A contemporary curiosity
What film depicts corrupt politicians and businessmen controlling a vast local resource but enduring a sometimes-hapless yet attractive detective investigating a murder involving those community leaders? If you said "Chinatown," you'd be correct; if you said "Silver City," you'd also be correct. There are other similarities such as both have stars with last names Huston, and justice is long coming. Beyond that, there is no qualitative similarity: Roman Polanski's "Chinatown" is a classic; John Sayles' "Silver City" is a contemporary curiosity.
"Contemporary" because the liberal Sayles writes and directs about a political campaign for the governorship of Colorado that barely disguises its protagonists as George Bush (Chris Cooper) and Karl Rove (Richard Dreyfuss) knockoffs. Cooper's candidate has halting, incomplete, and scripted sentences, undoubtedly the speech patterns of Bush. The manipulative and effective machinations of Dreyfuss's operative are patently those of the infamous Bush campaign mastermind.
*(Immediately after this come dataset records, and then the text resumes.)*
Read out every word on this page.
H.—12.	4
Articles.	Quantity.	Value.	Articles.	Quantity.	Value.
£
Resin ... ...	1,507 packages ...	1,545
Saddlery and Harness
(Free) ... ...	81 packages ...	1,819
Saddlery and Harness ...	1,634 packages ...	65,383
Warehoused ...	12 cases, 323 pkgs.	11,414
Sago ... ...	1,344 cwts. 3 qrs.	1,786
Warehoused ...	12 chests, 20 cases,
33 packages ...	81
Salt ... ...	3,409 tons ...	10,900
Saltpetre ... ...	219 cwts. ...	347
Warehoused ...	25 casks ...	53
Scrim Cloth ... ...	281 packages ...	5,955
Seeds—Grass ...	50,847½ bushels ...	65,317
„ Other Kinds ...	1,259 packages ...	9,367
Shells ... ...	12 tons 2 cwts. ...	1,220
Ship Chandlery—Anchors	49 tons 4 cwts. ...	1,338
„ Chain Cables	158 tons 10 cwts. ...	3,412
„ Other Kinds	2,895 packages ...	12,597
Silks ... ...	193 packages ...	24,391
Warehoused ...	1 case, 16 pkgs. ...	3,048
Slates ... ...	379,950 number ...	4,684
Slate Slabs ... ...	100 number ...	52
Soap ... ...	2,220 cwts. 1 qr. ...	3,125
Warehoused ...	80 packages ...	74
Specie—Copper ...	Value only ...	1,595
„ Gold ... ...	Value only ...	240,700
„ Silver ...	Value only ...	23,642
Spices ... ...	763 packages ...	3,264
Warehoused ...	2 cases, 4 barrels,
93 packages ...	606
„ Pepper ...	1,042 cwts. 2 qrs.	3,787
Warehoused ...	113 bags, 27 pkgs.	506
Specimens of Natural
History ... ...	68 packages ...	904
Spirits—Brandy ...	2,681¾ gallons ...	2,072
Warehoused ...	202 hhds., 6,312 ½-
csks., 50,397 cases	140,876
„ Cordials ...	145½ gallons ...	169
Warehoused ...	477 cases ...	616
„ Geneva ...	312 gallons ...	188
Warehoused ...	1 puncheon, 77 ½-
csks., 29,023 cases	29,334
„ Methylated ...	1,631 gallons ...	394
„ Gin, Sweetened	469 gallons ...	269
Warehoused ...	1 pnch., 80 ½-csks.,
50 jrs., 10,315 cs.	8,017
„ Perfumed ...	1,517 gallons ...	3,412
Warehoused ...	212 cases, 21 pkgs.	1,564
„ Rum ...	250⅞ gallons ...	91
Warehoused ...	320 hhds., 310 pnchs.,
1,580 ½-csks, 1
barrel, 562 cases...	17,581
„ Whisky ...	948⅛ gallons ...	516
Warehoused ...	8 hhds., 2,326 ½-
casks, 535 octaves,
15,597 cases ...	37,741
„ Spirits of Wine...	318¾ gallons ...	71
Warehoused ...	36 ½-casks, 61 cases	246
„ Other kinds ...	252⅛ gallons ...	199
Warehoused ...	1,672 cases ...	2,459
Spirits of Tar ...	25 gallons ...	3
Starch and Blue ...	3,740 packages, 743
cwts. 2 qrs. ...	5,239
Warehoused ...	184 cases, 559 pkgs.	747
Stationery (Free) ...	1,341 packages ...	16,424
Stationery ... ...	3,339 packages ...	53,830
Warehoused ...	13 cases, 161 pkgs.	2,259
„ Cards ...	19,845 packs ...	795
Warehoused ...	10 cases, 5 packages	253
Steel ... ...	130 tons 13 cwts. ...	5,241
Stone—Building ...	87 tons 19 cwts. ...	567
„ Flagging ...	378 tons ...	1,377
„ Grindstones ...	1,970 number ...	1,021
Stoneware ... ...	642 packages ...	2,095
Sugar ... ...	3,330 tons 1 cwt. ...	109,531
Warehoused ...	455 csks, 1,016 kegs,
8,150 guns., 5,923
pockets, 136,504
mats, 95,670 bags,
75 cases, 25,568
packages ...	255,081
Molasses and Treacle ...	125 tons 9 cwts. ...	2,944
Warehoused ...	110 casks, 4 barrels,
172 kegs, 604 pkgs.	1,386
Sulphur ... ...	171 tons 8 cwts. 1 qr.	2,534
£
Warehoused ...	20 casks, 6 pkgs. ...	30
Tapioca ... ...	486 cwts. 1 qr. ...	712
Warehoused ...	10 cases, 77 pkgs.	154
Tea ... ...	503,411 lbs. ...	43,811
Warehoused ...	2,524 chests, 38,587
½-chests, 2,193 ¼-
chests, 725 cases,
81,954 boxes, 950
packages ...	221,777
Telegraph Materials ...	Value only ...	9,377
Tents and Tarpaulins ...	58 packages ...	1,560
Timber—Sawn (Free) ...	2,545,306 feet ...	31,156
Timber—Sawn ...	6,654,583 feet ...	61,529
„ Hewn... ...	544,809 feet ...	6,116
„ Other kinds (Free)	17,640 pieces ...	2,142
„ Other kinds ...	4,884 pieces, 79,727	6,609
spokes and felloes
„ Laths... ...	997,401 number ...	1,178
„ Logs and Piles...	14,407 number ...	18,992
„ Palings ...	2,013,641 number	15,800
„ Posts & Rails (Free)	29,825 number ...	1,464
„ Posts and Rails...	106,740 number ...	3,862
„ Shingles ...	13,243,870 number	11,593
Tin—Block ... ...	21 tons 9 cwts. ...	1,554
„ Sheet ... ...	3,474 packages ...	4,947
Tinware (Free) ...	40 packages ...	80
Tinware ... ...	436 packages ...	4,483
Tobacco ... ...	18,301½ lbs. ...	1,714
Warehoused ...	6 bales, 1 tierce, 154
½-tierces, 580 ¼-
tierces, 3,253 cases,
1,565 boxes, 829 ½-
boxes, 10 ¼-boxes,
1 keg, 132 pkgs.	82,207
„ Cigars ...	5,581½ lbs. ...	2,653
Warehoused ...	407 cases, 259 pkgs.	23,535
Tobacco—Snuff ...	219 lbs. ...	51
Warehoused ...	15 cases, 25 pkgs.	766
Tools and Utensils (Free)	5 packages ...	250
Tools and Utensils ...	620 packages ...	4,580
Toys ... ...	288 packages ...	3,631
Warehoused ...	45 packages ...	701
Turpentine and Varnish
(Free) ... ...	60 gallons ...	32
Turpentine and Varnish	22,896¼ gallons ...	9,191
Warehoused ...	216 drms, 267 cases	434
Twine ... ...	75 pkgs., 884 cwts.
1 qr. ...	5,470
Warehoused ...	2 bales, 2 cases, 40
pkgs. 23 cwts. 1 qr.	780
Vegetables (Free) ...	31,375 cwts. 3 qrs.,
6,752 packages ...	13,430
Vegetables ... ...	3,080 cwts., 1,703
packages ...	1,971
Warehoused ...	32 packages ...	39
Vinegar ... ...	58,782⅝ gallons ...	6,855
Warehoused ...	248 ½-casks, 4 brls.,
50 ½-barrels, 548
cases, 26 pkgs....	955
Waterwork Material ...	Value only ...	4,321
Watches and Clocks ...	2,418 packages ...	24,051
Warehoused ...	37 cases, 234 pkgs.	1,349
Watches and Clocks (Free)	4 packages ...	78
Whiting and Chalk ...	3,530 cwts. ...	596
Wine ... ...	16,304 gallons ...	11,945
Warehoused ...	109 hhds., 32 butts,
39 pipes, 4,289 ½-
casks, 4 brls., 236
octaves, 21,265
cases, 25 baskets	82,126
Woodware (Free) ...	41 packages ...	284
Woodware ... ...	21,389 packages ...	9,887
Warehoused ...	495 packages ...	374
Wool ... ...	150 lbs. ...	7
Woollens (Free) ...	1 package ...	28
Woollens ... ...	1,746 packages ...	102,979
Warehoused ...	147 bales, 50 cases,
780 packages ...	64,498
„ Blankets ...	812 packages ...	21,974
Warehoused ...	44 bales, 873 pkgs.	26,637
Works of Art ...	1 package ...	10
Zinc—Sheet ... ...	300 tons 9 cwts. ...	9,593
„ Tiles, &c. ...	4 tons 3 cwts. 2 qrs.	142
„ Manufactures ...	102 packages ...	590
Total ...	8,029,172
The story and dialogue are undistinguished, as if they count on the audience to be mesmerized by the broad parallels to the 2004 campaign. (See "Primary Colors" for wit and grit about the Clinton campaign, starring John Travolta.) Although Danny Huston (son of John and brother of Angelica) is a lesser Jack Nicholson, his easy-going persona works well for a detective who constantly gets himself into trouble rather than his clients out of it.
The comparison to Michael Moore's documentary "Fahrenheit 911" is inevitable. The heavy-handedness of "Silver" makes Moore's work look almost subtle, yet Sayles must be praised for his dissenting voice in parlous times for free speech. Sayles is more successful in weaving the intricate patterns of corruption in "City of Hope"; here he seems more like Moore in an overt attempt to topple a sitting president. Sayles's "Lone Star" is more believable, and that's about incest.
John, Viscount Morley in "Rousseau" wrote, "Those who would treat politics and morality apart will never understand the one or the other."
These filmmakers understand both in varying degrees of success.